Outcomes of Genome Targeting in Bacteria Vary between CRISPR Nucleases

The discovery of CRISPR-Cas immune systems in bacteria and archaea has led to many applications based on programmable DNA and RNA targeting with each system’s RNA-guided nucleases. Based on the observation that genome targeting in bacteria leads to cell death, these nucleases have been used to eradicate cells that failed to undergo recombineering as part of gene editing or exhibit virulence or pathogenicity as part of programmable antimicrobials. Previous studies have used individual single-effector nucleases in single strains for these purposes. However, how these nucleases compare across strains remains to be explored. In this study, we compared three single-effector nucleases with different targeting mechanisms, type II-A Cas9, type V-A Cas12a and type VI-A Cas13a, in different bacteria. We initially tested the genome-targeting activity of these nucleases in Escherichia coli MG1655. We found that each nuclease yielded widely varying reductions in the transformation efficiency of a targeting versus non-targeting guide RNA plasmid, with Cas12a yielding the largest reduction.

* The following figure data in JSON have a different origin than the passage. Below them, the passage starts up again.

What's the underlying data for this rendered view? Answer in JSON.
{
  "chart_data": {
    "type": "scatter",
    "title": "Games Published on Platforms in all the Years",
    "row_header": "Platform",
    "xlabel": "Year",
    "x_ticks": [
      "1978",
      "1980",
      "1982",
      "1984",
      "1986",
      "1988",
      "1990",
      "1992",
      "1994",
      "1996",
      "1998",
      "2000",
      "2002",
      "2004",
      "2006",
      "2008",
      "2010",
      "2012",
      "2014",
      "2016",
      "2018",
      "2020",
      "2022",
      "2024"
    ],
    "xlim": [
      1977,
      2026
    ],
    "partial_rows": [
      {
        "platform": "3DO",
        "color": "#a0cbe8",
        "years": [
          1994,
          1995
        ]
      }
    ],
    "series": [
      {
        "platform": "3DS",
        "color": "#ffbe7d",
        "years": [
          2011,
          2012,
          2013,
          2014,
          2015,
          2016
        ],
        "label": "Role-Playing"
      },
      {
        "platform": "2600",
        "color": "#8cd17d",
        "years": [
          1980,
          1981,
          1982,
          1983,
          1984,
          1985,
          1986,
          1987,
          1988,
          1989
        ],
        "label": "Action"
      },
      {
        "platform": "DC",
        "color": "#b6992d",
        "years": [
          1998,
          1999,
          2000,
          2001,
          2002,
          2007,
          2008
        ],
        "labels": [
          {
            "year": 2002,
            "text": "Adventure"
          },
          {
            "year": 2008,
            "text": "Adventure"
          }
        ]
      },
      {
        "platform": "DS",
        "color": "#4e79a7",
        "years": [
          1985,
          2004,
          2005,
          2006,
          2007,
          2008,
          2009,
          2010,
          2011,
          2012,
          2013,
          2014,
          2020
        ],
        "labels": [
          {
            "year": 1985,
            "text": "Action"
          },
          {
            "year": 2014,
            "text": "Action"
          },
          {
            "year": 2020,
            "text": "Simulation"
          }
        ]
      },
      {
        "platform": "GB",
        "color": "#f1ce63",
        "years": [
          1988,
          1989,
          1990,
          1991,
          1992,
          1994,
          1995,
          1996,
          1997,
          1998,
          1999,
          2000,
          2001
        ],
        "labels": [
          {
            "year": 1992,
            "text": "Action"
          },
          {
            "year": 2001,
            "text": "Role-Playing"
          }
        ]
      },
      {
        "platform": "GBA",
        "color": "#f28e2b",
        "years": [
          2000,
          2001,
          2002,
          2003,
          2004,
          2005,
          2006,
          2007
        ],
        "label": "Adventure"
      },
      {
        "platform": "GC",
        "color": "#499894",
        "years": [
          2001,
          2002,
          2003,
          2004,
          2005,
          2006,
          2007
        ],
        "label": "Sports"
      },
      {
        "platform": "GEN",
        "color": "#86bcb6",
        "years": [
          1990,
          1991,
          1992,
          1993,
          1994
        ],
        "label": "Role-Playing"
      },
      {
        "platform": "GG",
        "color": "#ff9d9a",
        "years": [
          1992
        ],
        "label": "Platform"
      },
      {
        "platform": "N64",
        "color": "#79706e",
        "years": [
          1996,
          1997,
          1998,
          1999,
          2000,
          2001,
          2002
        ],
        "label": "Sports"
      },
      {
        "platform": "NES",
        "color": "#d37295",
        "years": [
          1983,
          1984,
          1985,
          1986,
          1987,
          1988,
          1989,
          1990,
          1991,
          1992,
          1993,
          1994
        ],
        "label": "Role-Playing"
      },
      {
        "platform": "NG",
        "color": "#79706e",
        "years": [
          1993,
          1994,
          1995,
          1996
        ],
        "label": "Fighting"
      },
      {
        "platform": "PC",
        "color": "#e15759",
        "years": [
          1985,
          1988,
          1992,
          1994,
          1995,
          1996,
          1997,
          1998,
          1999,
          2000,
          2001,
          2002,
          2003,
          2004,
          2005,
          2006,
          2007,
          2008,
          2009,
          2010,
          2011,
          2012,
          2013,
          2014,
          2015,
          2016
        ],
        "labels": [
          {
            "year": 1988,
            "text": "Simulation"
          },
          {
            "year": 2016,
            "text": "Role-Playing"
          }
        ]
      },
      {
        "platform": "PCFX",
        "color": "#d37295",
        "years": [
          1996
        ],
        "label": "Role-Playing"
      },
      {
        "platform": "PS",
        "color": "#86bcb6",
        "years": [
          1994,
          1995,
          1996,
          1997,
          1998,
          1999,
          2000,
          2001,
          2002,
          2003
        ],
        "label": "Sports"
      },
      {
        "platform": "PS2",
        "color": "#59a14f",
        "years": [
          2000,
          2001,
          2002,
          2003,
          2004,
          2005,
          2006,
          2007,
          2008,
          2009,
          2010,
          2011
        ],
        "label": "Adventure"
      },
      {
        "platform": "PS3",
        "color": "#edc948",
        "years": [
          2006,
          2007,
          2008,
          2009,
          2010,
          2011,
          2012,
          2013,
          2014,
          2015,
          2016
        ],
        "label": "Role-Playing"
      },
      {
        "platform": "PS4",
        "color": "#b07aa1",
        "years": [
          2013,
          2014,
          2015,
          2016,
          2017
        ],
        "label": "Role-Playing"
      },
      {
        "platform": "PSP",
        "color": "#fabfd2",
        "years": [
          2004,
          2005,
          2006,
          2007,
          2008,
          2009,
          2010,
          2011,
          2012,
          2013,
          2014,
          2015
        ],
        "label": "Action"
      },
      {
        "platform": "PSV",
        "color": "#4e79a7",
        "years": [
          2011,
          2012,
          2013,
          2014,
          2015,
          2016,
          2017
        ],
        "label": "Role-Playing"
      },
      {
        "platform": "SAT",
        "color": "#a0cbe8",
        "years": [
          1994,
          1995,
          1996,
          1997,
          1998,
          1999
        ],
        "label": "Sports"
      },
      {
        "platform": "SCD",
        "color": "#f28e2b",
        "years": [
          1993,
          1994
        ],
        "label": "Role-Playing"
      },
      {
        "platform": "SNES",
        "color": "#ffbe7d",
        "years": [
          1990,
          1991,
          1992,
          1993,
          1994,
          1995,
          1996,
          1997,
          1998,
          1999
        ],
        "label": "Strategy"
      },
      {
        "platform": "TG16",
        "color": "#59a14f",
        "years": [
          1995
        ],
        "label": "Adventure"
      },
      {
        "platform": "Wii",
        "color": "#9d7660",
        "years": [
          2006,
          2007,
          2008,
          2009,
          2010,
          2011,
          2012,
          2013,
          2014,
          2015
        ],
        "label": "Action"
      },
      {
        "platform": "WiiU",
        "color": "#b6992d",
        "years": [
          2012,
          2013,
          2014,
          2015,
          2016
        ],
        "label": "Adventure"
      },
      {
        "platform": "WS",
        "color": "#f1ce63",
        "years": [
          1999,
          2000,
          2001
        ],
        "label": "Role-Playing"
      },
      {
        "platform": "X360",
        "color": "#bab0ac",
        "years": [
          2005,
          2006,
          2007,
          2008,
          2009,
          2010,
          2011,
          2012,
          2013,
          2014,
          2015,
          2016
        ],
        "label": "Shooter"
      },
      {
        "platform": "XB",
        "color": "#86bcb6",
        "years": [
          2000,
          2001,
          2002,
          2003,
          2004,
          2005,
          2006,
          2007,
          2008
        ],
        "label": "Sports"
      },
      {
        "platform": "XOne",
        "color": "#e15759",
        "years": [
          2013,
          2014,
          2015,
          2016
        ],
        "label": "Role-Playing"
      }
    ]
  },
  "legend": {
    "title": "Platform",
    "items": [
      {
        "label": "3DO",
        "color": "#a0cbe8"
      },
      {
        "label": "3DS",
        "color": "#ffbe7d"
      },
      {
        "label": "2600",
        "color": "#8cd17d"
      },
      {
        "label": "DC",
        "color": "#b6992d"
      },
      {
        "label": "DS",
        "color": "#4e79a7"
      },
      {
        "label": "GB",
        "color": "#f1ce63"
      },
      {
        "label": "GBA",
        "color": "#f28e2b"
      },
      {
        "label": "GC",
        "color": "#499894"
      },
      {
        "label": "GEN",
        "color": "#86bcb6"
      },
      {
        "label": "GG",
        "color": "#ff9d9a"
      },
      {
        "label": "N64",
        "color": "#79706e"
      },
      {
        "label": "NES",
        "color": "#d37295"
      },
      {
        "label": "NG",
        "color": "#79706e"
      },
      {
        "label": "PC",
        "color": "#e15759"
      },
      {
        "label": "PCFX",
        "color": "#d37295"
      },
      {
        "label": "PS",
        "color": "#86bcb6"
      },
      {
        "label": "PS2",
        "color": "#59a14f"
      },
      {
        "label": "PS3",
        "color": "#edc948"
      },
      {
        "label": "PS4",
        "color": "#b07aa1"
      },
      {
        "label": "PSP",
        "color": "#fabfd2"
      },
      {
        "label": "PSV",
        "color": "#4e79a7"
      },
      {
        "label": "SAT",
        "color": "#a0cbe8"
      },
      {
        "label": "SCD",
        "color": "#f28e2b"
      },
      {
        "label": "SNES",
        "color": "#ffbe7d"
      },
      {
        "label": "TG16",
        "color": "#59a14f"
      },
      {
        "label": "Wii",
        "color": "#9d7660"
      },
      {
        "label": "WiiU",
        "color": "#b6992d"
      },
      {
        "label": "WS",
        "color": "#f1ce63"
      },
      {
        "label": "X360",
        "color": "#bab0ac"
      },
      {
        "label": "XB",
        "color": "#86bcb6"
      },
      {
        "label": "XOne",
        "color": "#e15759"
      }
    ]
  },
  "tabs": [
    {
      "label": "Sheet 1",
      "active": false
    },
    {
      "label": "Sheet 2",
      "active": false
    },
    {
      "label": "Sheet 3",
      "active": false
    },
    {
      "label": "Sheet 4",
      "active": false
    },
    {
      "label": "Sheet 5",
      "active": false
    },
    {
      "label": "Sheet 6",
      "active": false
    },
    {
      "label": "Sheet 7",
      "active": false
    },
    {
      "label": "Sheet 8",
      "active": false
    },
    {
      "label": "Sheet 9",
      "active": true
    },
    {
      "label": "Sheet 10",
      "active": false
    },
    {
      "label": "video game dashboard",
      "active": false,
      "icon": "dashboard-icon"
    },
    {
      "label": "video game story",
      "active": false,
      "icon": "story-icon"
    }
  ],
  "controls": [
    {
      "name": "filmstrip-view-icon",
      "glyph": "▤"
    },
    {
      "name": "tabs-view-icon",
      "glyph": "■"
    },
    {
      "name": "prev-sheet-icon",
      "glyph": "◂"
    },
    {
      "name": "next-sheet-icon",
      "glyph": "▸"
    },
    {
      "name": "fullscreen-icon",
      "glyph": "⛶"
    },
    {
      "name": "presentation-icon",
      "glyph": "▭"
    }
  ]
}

We also identified different mechanisms of escape from targeting, including repair of cleaved DNA by RecA for Cas9 and delayed cell death or recombination within the guide RNA for Cas12a. Finally, we identified distinct means to counter the survival mechanisms, thereby enhancing cell death and reducing escape. These results show that the outcomes of genome targeting with Cas single-effector nucleases in bacteria can vary between nucleases, with implications for the use of CRISPR for genome editing and programmable antimicrobials in bacteria.